Stevan est volontaire sur la ferme depuis 2 ans et demi. «Je suis arrivé ici en très mauvais état, je ne pouvais même pas parler. J’étais muet. Traumatisé», nous confia-t-il. Entre 16 et 23 ans, il s’est occupé de chiens battus. Le désespoir de ces bêtes et la cruauté humaine l’ont profondément marqué. Aujourd’hui, jeune trentenaire, il se dévoue sur la ferme et est devenu l’assistant fidèle de Tony et Sue. «Un jour, rêve-t-il, je pourrai peut-être avoir une ferme à moi, une maison que j’aurai construite et, certainement, des moutons.» Stevan est excellent gardien de troupeau (moutons et vaches). De son aveu, ce sont ces bêtes qui lui procurent le plus de satisfaction. «Je veux vivre frugalement et c’est ce que j’apprends ici sur la ferme. C’est ce que je veux cultiver pour mon futur», partage-t-il. Son enthousiasme, sa nervosité un peu hyperactive et sa fougue énergisent l’atmosphère de la ferme.

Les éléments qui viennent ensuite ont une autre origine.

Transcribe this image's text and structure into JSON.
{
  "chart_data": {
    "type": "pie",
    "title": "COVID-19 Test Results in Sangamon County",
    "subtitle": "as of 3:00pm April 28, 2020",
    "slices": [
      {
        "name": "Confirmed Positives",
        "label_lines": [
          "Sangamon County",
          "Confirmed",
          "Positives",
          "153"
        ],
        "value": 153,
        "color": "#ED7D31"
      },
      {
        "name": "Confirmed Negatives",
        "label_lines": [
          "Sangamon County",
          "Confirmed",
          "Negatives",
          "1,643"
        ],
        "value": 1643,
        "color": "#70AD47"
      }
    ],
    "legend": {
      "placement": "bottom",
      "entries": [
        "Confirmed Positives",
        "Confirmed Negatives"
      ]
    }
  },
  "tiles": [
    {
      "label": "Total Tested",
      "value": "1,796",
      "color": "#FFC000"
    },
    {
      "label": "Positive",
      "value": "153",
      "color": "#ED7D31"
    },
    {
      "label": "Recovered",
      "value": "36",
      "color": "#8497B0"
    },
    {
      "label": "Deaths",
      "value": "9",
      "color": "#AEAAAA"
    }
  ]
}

Fraggle, c’est l’homme à tout faire. Vagabond, il se promène avec un chariot sur lequel il traîne des dizaines de kilogrammes d’outils. Il effectue des séjours de plus ou moins longues durées à Tir Eithin et ensuite reprend la route à travers le Pays de Gales, l’Écosse et l’Angleterre. Il ne possède que des outils. La caravane dans laquelle il loge est située dans le fond d’un pré. Il a tout réparé sur la ferme, de l’électricité à la soudure, en passant par la maçonnerie. Sur notre Bedford, il a réparé l’entrée électrique principale et le problème qui empêchait notre batterie de cellule de se recharger. Fumeur invétéré, «Parce que je n’en possède pas les gènes, je ne mourrai pas du cancer», jure-t-il, grand sourire fendu jusqu’aux tempes, en toussant gravement. Sa toux ne disparut point durant notre séjour.